For most people, “math” and “fun” are rarely used in the same sentence but Curtis Bennett, chair of Loyola Marymount University’s mathematics department, has been so successful at teaching math and making it fun that he received this year’s Distinguished Teaching Award from the Southern California-Nevada Section of the Math Association of America (MAA).
Bennett believes the key to success in the classroom is being able to connect with students, which is not always easy for a mathematics teacher.
He admits to constantly moving around the classroom and really trying to bring out the fun in math. “My strength is thinking on my feet and bringing people in,” said Bennett. “Every course, class and section is different from the next – every time! I wouldn’t want to teach every class the same way, by the same anticipated notes, even if I could.”
The MAA has 27 sections and recipients of the section Distinguished Teaching Award, such as Bennett, are automatically nominees for the Deborah and Franklin Tepper Haimo Award for Distinguished College or University Teaching of Mathematics. Three winners of this national award will be announced within the month. In order to be eligible, professors must be nominated by both colleagues and students.
“He always has his door open to students and still dedicates time to work with students individually despite his additional responsibilities and commitments as department chair,” said Mary Therese Padberg, a former student of Bennett’s. Students describe Bennett as energetic, enthusiastic, passionate, selfless, sincere and patient.
Faculty members echo that sentiment. “Bennett is one of the most collegial and collaborative colleagues that I have ever known, said Jacqueline Dewar, professor of mathematics at LMU.
Bennett has been teaching at LMU for seven years.

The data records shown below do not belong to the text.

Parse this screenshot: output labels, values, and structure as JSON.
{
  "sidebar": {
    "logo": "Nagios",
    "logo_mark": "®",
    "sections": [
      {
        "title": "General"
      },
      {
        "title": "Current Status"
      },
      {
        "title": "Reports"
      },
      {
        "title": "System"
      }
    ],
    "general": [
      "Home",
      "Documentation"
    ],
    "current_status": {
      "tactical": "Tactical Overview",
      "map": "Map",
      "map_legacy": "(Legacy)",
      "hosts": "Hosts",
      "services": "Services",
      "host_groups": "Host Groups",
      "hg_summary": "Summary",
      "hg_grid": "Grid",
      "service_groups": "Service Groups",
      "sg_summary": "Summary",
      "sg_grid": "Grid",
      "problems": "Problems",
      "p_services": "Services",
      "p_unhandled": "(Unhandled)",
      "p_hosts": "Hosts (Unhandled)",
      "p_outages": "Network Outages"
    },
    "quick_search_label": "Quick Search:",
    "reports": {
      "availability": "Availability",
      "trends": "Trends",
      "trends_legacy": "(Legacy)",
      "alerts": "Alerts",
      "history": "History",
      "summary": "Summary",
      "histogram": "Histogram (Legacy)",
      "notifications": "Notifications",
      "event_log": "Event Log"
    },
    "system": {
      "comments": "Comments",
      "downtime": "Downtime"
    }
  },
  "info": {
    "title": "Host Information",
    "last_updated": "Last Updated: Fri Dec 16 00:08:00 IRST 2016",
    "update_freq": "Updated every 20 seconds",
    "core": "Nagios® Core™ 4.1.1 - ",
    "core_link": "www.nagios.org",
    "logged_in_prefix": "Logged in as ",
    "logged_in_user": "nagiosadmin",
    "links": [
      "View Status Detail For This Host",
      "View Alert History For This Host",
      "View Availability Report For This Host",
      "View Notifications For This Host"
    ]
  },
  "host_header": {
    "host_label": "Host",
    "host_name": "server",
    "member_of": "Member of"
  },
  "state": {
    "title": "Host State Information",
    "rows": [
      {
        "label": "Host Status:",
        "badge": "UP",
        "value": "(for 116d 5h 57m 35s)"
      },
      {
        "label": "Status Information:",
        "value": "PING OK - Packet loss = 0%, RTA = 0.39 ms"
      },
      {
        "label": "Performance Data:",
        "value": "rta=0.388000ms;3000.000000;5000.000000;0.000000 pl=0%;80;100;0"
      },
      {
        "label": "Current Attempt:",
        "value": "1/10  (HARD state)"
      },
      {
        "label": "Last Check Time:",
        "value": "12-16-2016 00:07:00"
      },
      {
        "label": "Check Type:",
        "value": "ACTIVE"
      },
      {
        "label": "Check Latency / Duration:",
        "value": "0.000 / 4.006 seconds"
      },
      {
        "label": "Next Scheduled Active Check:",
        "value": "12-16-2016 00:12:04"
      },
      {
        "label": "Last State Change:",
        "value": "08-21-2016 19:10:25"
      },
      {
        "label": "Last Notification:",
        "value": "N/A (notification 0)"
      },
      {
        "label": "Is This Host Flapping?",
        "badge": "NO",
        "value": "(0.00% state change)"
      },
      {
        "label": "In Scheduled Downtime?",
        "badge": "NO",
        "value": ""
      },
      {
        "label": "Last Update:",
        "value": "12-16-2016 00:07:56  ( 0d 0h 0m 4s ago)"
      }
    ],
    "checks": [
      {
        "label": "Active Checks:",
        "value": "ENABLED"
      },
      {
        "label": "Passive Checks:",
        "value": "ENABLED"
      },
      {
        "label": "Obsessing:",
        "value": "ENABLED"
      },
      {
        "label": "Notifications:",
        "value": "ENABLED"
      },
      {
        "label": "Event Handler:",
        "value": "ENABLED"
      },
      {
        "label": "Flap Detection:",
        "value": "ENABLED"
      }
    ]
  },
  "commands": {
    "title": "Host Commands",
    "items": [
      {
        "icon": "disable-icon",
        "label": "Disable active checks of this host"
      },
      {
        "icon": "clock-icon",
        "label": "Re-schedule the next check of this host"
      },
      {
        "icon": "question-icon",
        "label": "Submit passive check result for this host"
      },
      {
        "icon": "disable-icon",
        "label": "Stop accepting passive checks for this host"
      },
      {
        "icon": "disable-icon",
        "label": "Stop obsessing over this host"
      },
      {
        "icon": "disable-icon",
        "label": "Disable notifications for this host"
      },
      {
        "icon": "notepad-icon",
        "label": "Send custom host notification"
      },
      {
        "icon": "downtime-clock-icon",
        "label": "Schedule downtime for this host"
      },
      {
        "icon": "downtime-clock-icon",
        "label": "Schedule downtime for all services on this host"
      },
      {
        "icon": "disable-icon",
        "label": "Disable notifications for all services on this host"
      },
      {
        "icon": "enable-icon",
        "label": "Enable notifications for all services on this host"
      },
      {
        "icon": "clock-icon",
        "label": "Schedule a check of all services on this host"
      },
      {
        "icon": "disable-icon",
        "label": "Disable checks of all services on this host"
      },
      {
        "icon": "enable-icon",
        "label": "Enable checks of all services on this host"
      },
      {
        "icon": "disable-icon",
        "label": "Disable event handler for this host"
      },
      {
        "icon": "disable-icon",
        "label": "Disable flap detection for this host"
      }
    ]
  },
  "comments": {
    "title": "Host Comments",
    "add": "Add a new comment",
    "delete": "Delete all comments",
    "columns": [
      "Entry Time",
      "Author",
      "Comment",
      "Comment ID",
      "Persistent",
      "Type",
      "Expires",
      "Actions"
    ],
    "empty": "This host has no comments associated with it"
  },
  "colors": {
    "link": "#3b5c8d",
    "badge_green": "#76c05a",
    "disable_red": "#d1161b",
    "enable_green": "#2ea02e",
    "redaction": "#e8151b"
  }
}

His passion for the classroom could be attributed to three generations of professors in his family, but he explains otherwise. “I loved math and wanted to keep doing math, so to teach at the college level was a way to do so,” said Bennett. “It became clear that I liked to help people understand math.”
“Teaching is a wonderful profession and if you do it well, you get tenfold back from the students what you give,” said Bennett, “I love being able to work with a student and have them experience the joy that I get when I see a math problem. I wouldn’t choose another profession.”